番外編2 ある日の令嬢の朝
スタトの一角に建つ、フレアローズ家の別邸――小さな館の一室。
窓から差し込む朝日の中、テーブルでカップを手に、静かに佇む赤いドレスの少女がいた。
イグネア・フレアローズは、紅茶のカップを軽く揺らし、小さく息を吐いた。
昨晩の出来事――宿屋での唐突な訪問と、そのあっけない撤退――が、まだ胸に引っかかっていた。
「……名前も、知られていないなんて……」
静かな部屋に、ため息がひとつ溶けた。
ティエナという名の、規格外な新人冒険者。
イグネアは、宿屋で向けられたあの無愛想で真っ直ぐな視線を思い浮かべる。
――どこか浮世離れした雰囲気の少女。
彼女に興味を抱いたのは、偶然ではなかったはずだ。
ぼんやりと考えながら、カップを受け皿にそっと下ろす。
カチャリ、と小さな音だけが、静寂の中に響いた。
「……わたくし、まだまだですわね」
それでも、心の中の火は消えていなかった。
もっと強くならなくては。

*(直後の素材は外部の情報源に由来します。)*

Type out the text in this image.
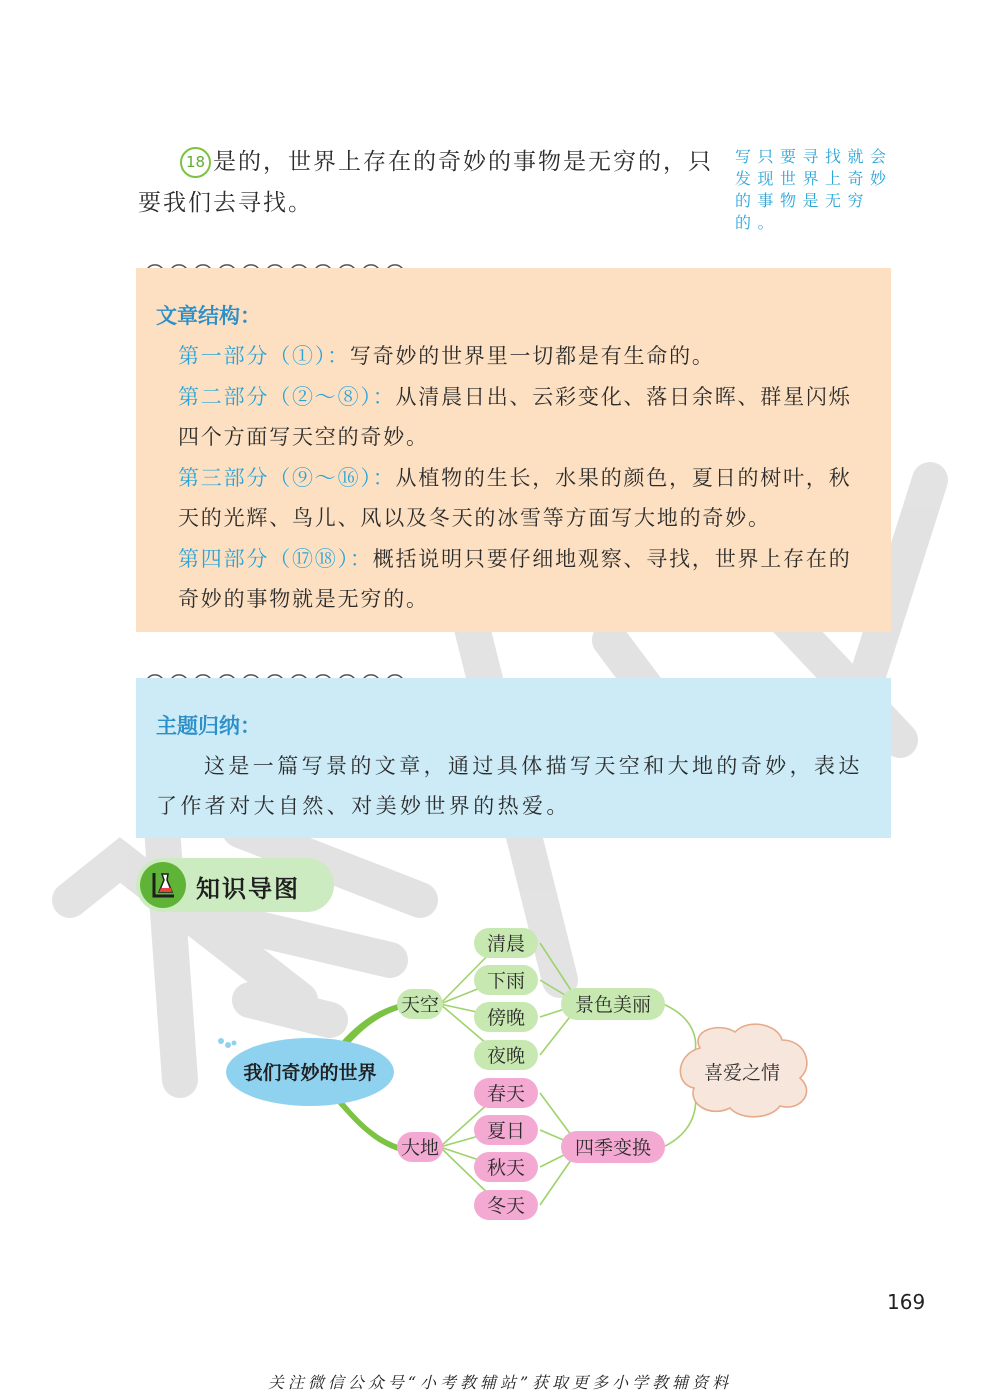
18 是的，世界上存在的奇妙的事物是无穷的，只要我们去寻找。
写只要寻找就会发现世界上奇妙的事物是无穷的。
文章结构：
第一部分（①）：写奇妙的世界里一切都是有生命的。
第二部分（②～⑧）：从清晨日出、云彩变化、落日余晖、群星闪烁四个方面写天空的奇妙。
第三部分（⑨～⑯）：从植物的生长，水果的颜色，夏日的树叶，秋天的光辉、鸟儿、风以及冬天的冰雪等方面写大地的奇妙。
第四部分（⑰⑱）：概括说明只要仔细地观察、寻找，世界上存在的奇妙的事物就是无穷的。
主题归纳：
这是一篇写景的文章，通过具体描写天空和大地的奇妙，表达了作者对大自然、对美妙世界的热爱。
知识导图
我们奇妙的世界
天空
清晨
下雨
傍晚
夜晚
景色美丽
大地
春天
夏日
秋天
冬天
四季变换
喜爱之情
169
关注微信公众号“小考教辅站”获取更多小学教辅资料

もっと、頼られる存在に。
力がなければ、この世界に産声をあげることすらできない。
このまま名前すら知られずに終わってしまうわけにはいかない――。
そんな想いが、じわりと胸を締め付けた。
朝の光が窓辺を照らし、銀のスプーンが控えめに光を返す。
イグネアは紅茶を飲み干し、ゆっくりと席を立った。
――その日の朝、彼女はいつもより少し早く、冒険者ギルドへと向かっていた。
*
「……水路の清掃依頼?」
掲示板に貼られた依頼のひとつが目に留まる。
スタト東区の水路清掃だ。傍には補修中の旧水路があったはず。
掲示板の依頼書に、イグネアはそっと指を這わせた。
似たような依頼がいくつか並ぶ中、そのひとつにだけ『受付済』の印が押されていた。
「水路清掃……インフラ整備は街のため。どのような方が引き受けてくださったのかしら。激励も兼ねて、様子を見に行きましょうか」
そこは、決して自分の家の私有地でも領地でもない。
けれど、水路の状態が街の安全に直結するのは明白だったし、駆け出しの若手がどのように任務をこなしているか見るのも、今は悪くないと思えた。

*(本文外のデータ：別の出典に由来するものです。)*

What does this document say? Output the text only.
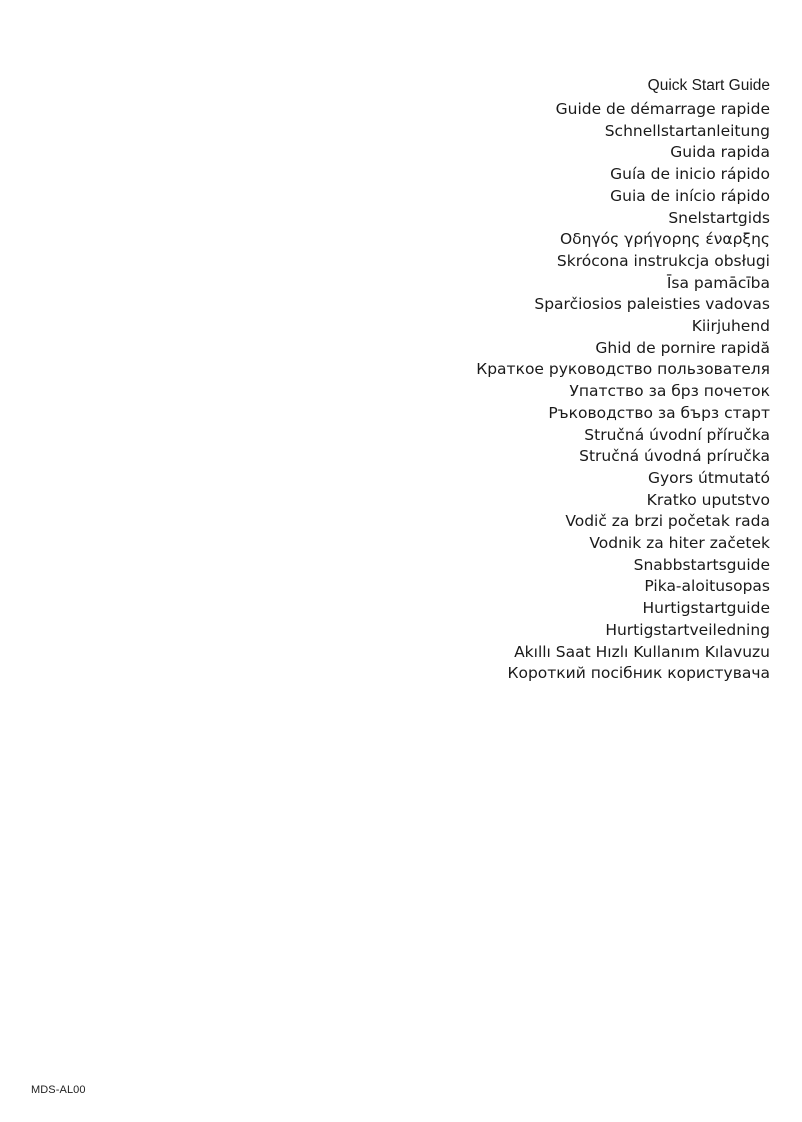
Quick Start Guide
Guide de démarrage rapide
Schnellstartanleitung
Guida rapida
Guía de inicio rápido
Guia de início rápido
Snelstartgids
Οδηγός γρήγορης έναρξης
Skrócona instrukcja obsługi
Īsa pamācība
Sparčiosios paleisties vadovas
Kiirjuhend
Ghid de pornire rapidă
Краткое руководство пользователя
Упатство за брз почеток
Ръководство за бърз старт
Stručná úvodní příručka
Stručná úvodná príručka
Gyors útmutató
Kratko uputstvo
Vodič za brzi početak rada
Vodnik za hiter začetek
Snabbstartsguide
Pika-aloitusopas
Hurtigstartguide
Hurtigstartveiledning
Akıllı Saat Hızlı Kullanım Kılavuzu
Короткий посібник користувача
MDS-AL00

気分転換という意味もあるが、冒険者としての初心に立ち返りたい――そんな想いが、イグネアの胸に浮かんでいた。
イグネアは一度自室に戻ると、身を引き締めるためにも、普段通りのドレス型鎧を身に纏い、レイピアと魔法発動を補助する簡易魔道具の指輪を携えて館を後にした。
そして、軽く様子見のつもりで東区までやってきたイグネアだったが――現場に着いた彼女は、すぐに異変に気づくことになる。
「……やけに静かですわね……?」
水路の一角。区画整理されているはずの通路の奥に、一部だけ極端に綺麗なエリアがあった。

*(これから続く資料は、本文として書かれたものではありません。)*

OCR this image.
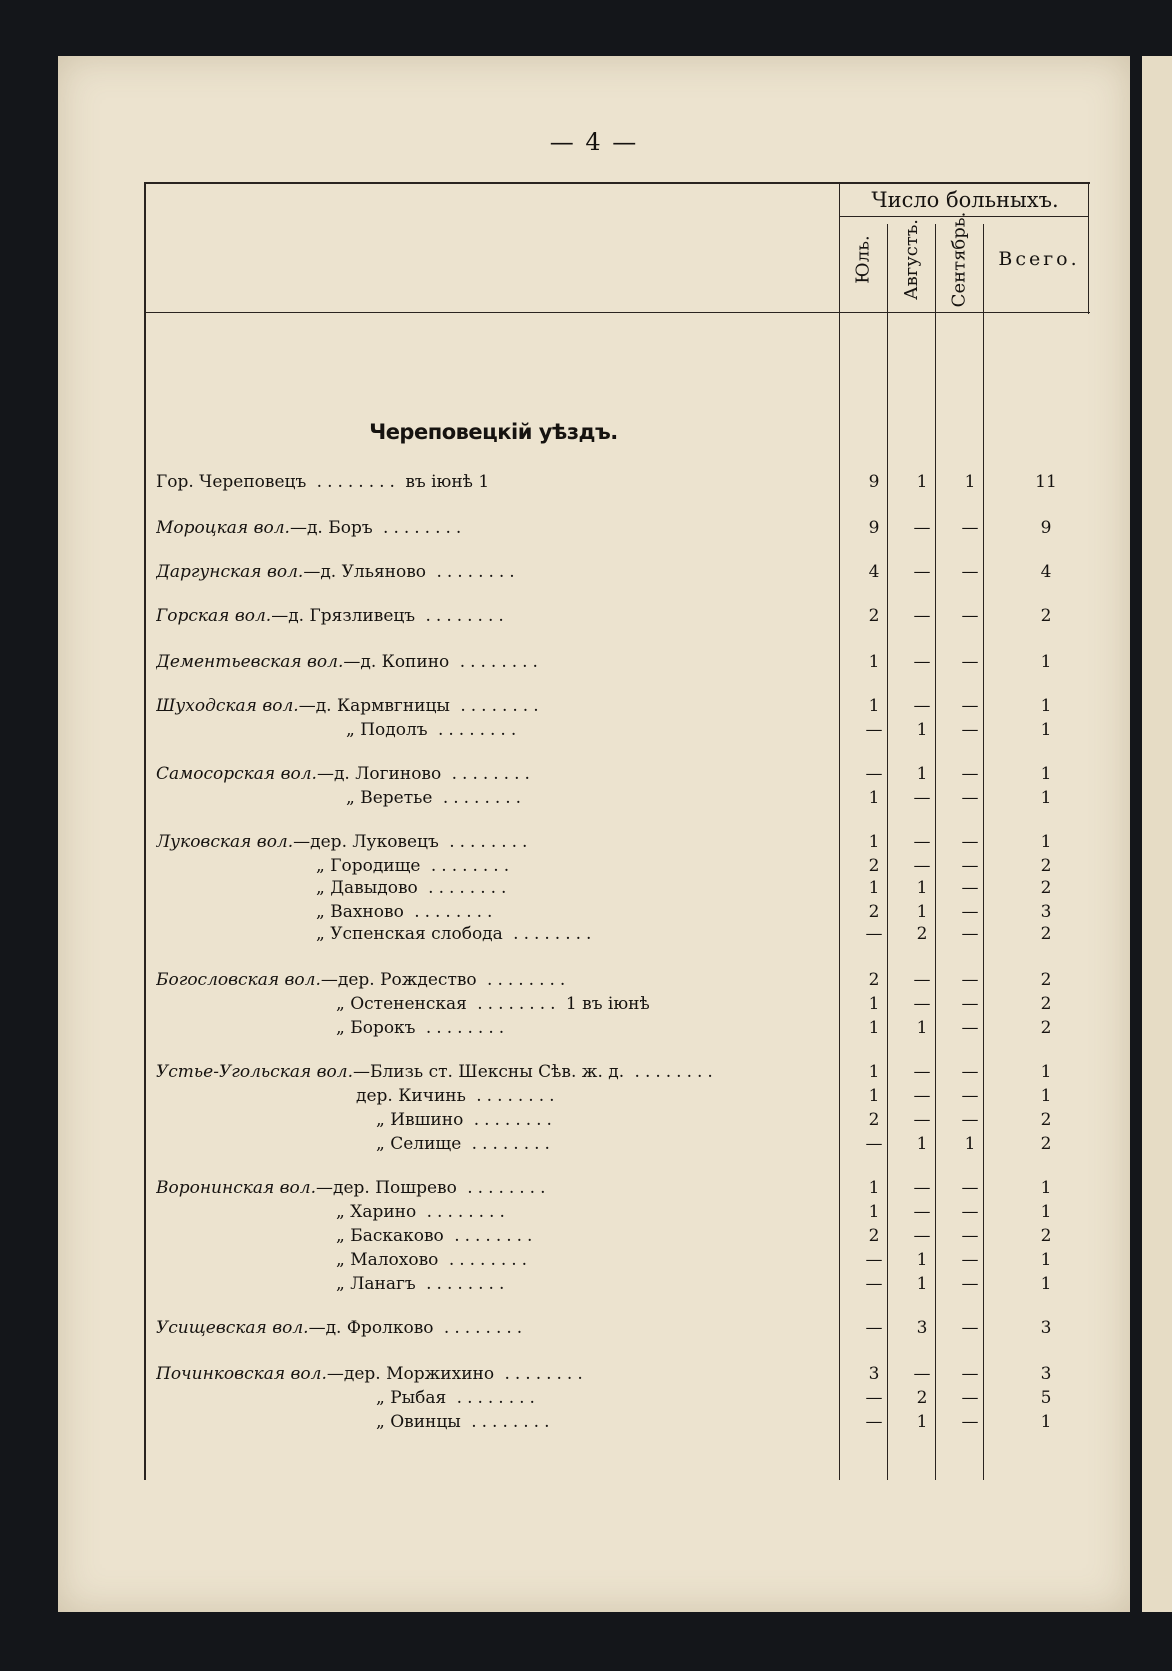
— 4 —
Число больныхъ.
Юль. Августъ. Сентябрь.	Всего.
Череповецкій уѣздъ.
Гор. Череповецъ ........ въ іюнѣ 1	9	1	1	11
Мороцкая вол.—д. Боръ ........	9	—	—	9
Даргунская вол.—д. Ульяново ........	4	—	—	4
Горская вол.—д. Грязливецъ ........	2	—	—	2
Дементьевская вол.—д. Копино ........	1	—	—	1
Шуходская вол.—д. Кармвгницы ........	1	—	—	1
„ Подолъ ........	—	1	—	1
Самосорская вол.—д. Логиново ........	—	1	—	1
„ Веретье ........	1	—	—	1
Луковская вол.—дер. Луковецъ ........	1	—	—	1
„ Городище ........	2	—	—	2
„ Давыдово ........	1	1	—	2
„ Вахново ........	2	1	—	3
„ Успенская слобода ........	—	2	—	2
Богословская вол.—дер. Рождество ........	2	—	—	2
„ Остененская ........ 1 въ іюнѣ	1	—	—	2
„ Борокъ ........	1	1	—	2
Устье-Угольская вол.—Близь ст. Шексны Сѣв. ж. д. ........	1	—	—	1
дер. Кичинь ........	1	—	—	1
„ Ившино ........	2	—	—	2
„ Селище ........	—	1	1	2
Воронинская вол.—дер. Пошрево ........	1	—	—	1
„ Харино ........	1	—	—	1
„ Баскаково ........	2	—	—	2
„ Малохово ........	—	1	—	1
„ Ланагъ ........	—	1	—	1
Усищевская вол.—д. Фролково ........	—	3	—	3
Починковская вол.—дер. Моржихино ........	3	—	—	3
„ Рыбая ........	—	2	—	5
„ Овинцы ........	—	1	—	1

この依頼は、今朝受注されたばかりのはず。それなのに、すでに完璧に清掃を終えているように見えた。
「どうやって、こんな短時間で……?」
不要物は片付けられ、汚泥も苔も残っていない。
誰かが作業を終えた形跡があるのに、担当した冒険者の姿がどこにも見当たらない。
不審に感じたイグネアは、通り脇の階段を使って指定区域の水路へ降り立った。
やはり作業者が誰もいない。
それどころか、あまりに完璧な結果だけがそこに残されている。この状況は、あまりにも不自然だった。
イグネアはさらに周囲を見渡した。
旧水路へと続く通路。その入口に、わずかに開いた鉄扉があった。
立ち入り禁止とされている区画だが、確かに誰かが入った痕跡があった。封代わりにかけられた注意書きの札も取り外され、今は足元に放置されていた。
イグネアはその場に屈み、地面をそっと指先で撫でた。
足跡。湿った空気。旧水路から漂ってくる微かな魔力の残滓。
「……立ち入り禁止区域に侵入者、ですのね」
イグネアは眉をひそめた。
「迷い込んだのだとしても――あるいは、陰に隠れた悪意だとしても。治安を乱す者を、見逃すわけにはまいりませんわ」
レイピアの柄に手を添え、小さく息を吸った。
「……気は進みませんけれど、いたしかたありませんわね」
そうして踏み出した一歩が、どれほど甘い見通しのもとにあったのか。
彼女が思い知るのは、もう少しだけ後のことである。